Download or read book American Labor and the Cold War written by Robert W. Cherny and published by Rutgers University Press. This book was released on 2004 with total page 316 pages. Available in PDF, EPUB and Kindle. Book excerpt: The American labor movement seemed poised on the threshold of unparalleled success at the beginning of the post-World War II era. Fourteen million strong in 1946, unions represented thirty five percent of non-agricultural workers. Why then did the gains made between the 1930s and the end of the war produce so few results by the 1960s? This collection addresses the history of labor in the postwar years by exploring the impact of the global contest between the United States and the Soviet Union on American workers and labor unions. The essays focus on the actual behavior of Americans in their diverse workplaces and communities during the Cold War. Where previous scholarship on labor and the Cold War has overemphasized the importance of the Communist Party, the automobile industry, and Hollywood, this book focuses on politically moderate, conservative workers and union leaders, the medium-sized cities that housed the majority of the population, and the Roman Catholic Church. These are all original essays that draw upon extensive archival research and some upon oral history sources.

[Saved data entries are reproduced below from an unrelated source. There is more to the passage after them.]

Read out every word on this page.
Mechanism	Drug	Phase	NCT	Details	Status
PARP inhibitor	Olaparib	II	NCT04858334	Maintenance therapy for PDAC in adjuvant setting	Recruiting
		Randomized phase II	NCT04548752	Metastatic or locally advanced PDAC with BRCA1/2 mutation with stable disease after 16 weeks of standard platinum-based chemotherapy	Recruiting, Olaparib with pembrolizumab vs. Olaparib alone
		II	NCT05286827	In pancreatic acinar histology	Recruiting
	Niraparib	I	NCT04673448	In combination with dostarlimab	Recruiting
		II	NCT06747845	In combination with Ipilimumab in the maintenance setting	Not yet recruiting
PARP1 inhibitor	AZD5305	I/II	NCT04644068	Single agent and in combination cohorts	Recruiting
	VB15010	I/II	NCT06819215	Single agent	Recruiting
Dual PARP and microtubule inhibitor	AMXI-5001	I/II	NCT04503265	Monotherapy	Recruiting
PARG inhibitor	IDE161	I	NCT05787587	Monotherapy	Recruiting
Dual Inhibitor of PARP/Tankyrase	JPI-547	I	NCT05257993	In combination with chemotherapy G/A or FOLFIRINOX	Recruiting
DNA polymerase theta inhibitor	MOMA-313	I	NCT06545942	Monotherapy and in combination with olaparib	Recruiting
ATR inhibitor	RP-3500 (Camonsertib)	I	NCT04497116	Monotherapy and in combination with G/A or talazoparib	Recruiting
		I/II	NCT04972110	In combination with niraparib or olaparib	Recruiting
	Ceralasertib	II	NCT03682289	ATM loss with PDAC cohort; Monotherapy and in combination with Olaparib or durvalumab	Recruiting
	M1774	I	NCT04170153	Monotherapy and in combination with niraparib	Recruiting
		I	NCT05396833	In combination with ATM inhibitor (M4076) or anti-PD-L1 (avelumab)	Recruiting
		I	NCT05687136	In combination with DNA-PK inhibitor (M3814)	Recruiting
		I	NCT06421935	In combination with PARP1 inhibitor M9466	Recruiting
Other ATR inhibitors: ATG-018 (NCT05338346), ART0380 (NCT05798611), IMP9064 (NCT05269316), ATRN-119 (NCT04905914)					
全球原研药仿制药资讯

Radical History and the Politics of Art

Download Radical History and the Politics of Art PDF Online Free

Author :
Publisher : Columbia University Press
ISBN 13 : 0231527780
Total Pages : 289 pages
Book Rating : 4.2/5 (315 download)

DOWNLOAD NOW!


Book Synopsis Radical History and the Politics of Art by : Gabriel Rockhill

Download or read book Radical History and the Politics of Art written by Gabriel Rockhill and published by Columbia University Press. This book was released on 2014-07-15 with total page 289 pages. Available in PDF, EPUB and Kindle. Book excerpt: Gabriel Rockhill opens new space for rethinking the relationship between art and politics. Rather than understanding the two spheres as separated by an insurmountable divide or linked by a privileged bridge, Rockhill demonstrates that art and politics are not fixed entities with a singular relation but rather dynamically negotiated, sociohistorical practices with shifting and imprecise borders. Radical History and the Politics of Art proposes a significant departure from extant debates on what is commonly called "art" and "politics," and the result is an impressive foray into the force field of history, in which cultural practices are meticulously analyzed in their social and temporal dynamism without assuming a conceptual unity behind them. Rockhill thereby develops an alternative logic of history and historical change, as well as a novel account of social practices and a multidimensional theory of agency. Engaging with a diverse array of intellectual, artistic, and political constellations, this tour de force diligently maps the various interactions between different dimensions of aesthetic and political practices as they intertwine and sometimes merge in precise fields of struggle.